I have scaled the input images using img = tf.image.convert_image_dtype(img, tf.float32). I have tried many different things and keep getting negative predictions.

# What does a single batch look like?
image_batch, label_batch = next(iter(train_data))
image_batch.shape, label_batch.shape

# Get a single image with a batch size of 1
single_image_input = tf.expand_dims(image_batch[0], axis=0)
print(f"image: min: {tf.reduce_min(single_image_input)}, max: {tf.reduce_max(single_image_input)}")
# Pass the image through our model
single_image_output_sequential = model(single_image_input)

# Check the output
print(f"output: min: {tf.reduce_min(single_image_output_sequential)}, max: {tf.reduce_max(single_image_output_sequential)}")
print(f"sum: {numpy.sum(single_image_output_sequential)}")
single_image_output_sequential

Output:

image: min: 0.0, max: 0.9990289211273193
output: min: -0.3796367049217224, max: 0.5337352752685547
sum: -0.8821430206298828

<tf.Tensor: shape=(1, 120), dtype=float32, numpy=
array([[-0.2188825 ,  0.10653329,  0.00597369,  0.12478244,  0.26514864,
        -0.26880372,  0.1822165 , -0.10658702,  0.00581348, -0.3208883 ,
        -0.24656023,  0.07816146,  0.13889077,  0.06685722,  0.05403857,
         0.03082676,  0.0735651 ,  0.04353707, -0.14945427,  0.06788599,
        -0.17124134, -0.09991369, -0.0794204 ,  0.00860454, -0.28096104,
         0.17883578,  0.40302822, -0.30102172, -0.31097123, -0.06332889,
         0.04188699, -0.2644603 , -0.10414463,  0.14845969, -0.3796367 ,
         0.12521605, -0.25900525,  0.03852078,  0.35168853, -0.06216867,
        -0.17495483,  0.04499481,  0.22087093,  0.03582342, -0.24091361,
         0.10360496,  0.185919  , -0.02944497,  0.24843341,  0.06673928,
        -0.02435508, -0.17979601, -0.03893549,  0.04256336, -0.15558268,
         0.1588718 ,  0.13245626, -0.13164645, -0.14717901,  0.03356938,
         0.00357068, -0.16383977, -0.2017885 , -0.17665851, -0.08628735,
         0.0995516 ,  0.14680424, -0.22888815,  0.14236785, -0.01733635,
         0.00285829, -0.06281093, -0.08636647,  0.08349405, -0.05924843,
        -0.0192999 ,  0.06708179,  0.08897432, -0.17808396, -0.00832896,
        -0.15415476,  0.01466018, -0.18801415, -0.04791185,  0.13846274,
        -0.04429017,  0.12047836, -0.03919715,  0.5337353 , -0.08102562,
         0.18035048,  0.1974282 ,  0.44417682,  0.12379853, -0.040514  ,
         0.10690069,  0.28111115, -0.24229927,  0.01829374, -0.00342152,
         0.3781557 , -0.15650302, -0.281237  , -0.20091408, -0.17689967,
        -0.19114447, -0.01090574,  0.28148118,  0.03928091,  0.06777059,
        -0.31927913, -0.20672244, -0.13228607, -0.00281268,  0.14999568,
        -0.01670685, -0.02973013,  0.0202262 ,  0.16579026,  0.07190445]],
      dtype=float32)>

What do I miss?

Putting the softmax activation in the Dense lsyer seems to work. Why?
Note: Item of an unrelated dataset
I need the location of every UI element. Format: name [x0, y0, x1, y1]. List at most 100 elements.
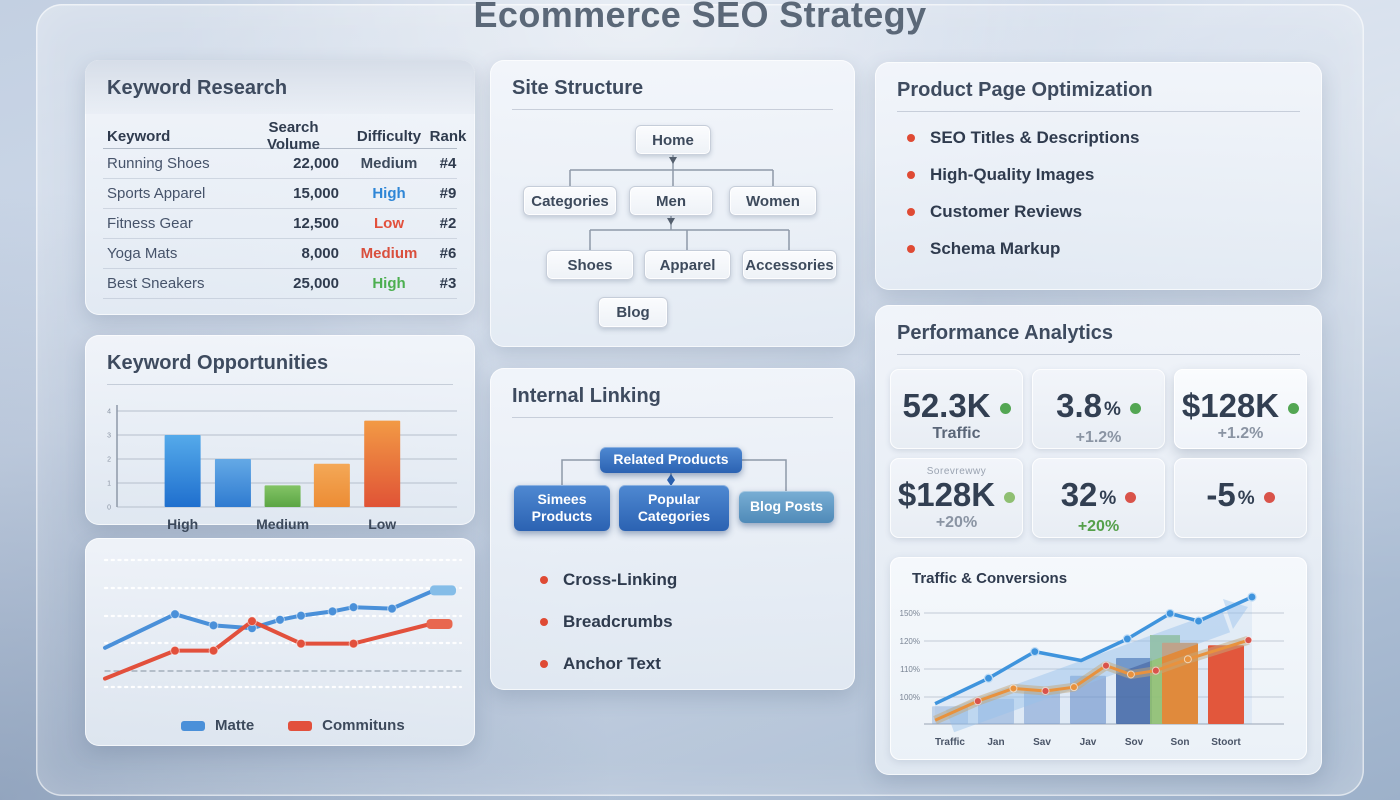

I notice that even I have specified include_top = Falsethere is still a top_activation layer in the transfer-learning model!

Have you fully read and understand the issue? I intentionally use Dense with linear activation and pass the logits to CategoricalCrossentropy with `from_logits=True` and this should work as expected!